Quiet Firing Isn’t About Your Performance. It’s About Your Position in the Story.

In executive coaching, I see it constantly: brilliant leaders trying to solve a ‘Positioning’ problem with a ‘Performance’ solution. If you are being quiet-fired, working harder won’t save you because the problem isn’t your output. It’s that the narrative of the organization has shifted, and you’re being written out of the next chapter.

There’s a particular kind of professional pain that doesn’t come with a termination letter.

You’re still employed. Your title hasn’t changed. Your calendar is still full.

And yet something feels off.

Projects you used to lead are quietly reassigned. Decisions happen without you in the room. Your voice carries less weight than it once did.

It’s Called Quiet Firing

This is what many women are now calling quiet firing.

And here’s the truth that often gets missed:

Quiet firing isn’t usually about competence. It’s about where you now sit in the organizational story.

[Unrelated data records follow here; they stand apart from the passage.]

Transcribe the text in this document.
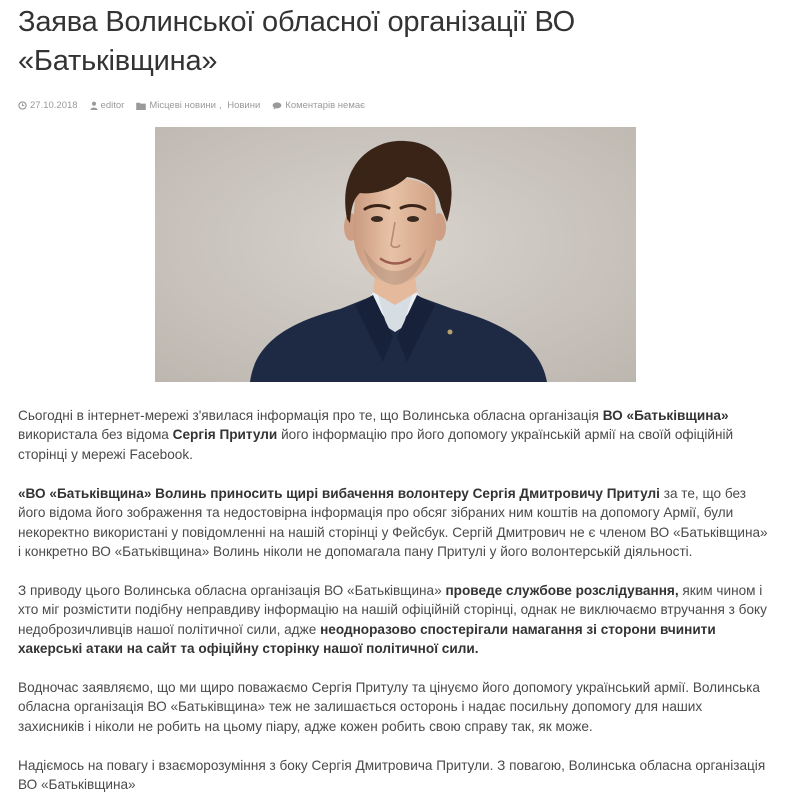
Заява Волинської обласної організації ВО «Батьківщина»
27.10.2018 editor	Місцеві новини , Новини	Коментарів немає

Сьогодні в інтернет-мережі з'явилася інформація про те, що Волинська обласна організація ВО «Батьківщина» використала без відома Сергія Притули його інформацію про його допомогу українській армії на своїй офіційній сторінці у мережі Facebook.

«ВО «Батьківщина» Волинь приносить щирі вибачення волонтеру Сергія Дмитровичу Притулі за те, що без його відома його зображення та недостовірна інформація про обсяг зібраних ним коштів на допомогу Армії, були некоректно використані у повідомленні на нашій сторінці у Фейсбук. Сергій Дмитрович не є членом ВО «Батьківщина» і конкретно ВО «Батьківщина» Волинь ніколи не допомагала пану Притулі у його волонтерській діяльності.

З приводу цього Волинська обласна організація ВО «Батьківщина» проведе службове розслідування, яким чином і хто міг розмістити подібну неправдиву інформацію на нашій офіційній сторінці, однак не виключаємо втручання з боку недоброзичливців нашої політичної сили, адже неодноразово спостерігали намагання зі сторони вчинити хакерські атаки на сайт та офіційну сторінку нашої політичної сили.

Водночас заявляємо, що ми щиро поважаємо Сергія Притулу та цінуємо його допомогу український армії. Волинська обласна організація ВО «Батьківщина» теж не залишається осторонь і надає посильну допомогу для наших захисників і ніколи не робить на цьому піару, адже кожен робить свою справу так, як може.

Надіємось на повагу і взаєморозуміння з боку Сергія Дмитровича Притули. З повагою, Волинська обласна організація ВО «Батьківщина»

For women in midlife — especially those with decades of experience this moment can land hard. Not because you doubt your skills, but because your identity has been wrapped around contribution, reliability, and relevance for a long time.

When that role begins to erode quietly, the nervous system reacts before the mind can make sense of it.

You may notice:

  • a growing sense of invisibility
  • self-doubt that doesn’t match your résumé
  • exhaustion that rest doesn’t fix
  • the question you never thought you’d ask: “What now?”

What’s important to understand is this:

This is not a failure. It’s a transition, one that hasn’t been named or supported.

And unsupported transitions create internal chaos.

I’ve worked with many women who try to “push through” this phase, assuming it’s just a confidence issue or a motivation problem. It’s neither.

It’s an identity inflection point.

Why You Need To Stabilize Yourself Before You Make Your Next Move

When you don’t pause to stabilize yourself internally, the next move whether staying, leaving, or reinventing often comes from fear rather than clarity.

That’s why I created a free experience called Smoothing Out the Bumpy Ride.

It’s not about fixing your career. It’s about helping you regain internal steadiness, so whatever choice you make next comes from self-trust instead of survival.

Because the goal isn’t to outrun quiet firing. It’s to stop letting it define your worth.

You’re not being erased.

You’re being invited, quietly, into a new chapter.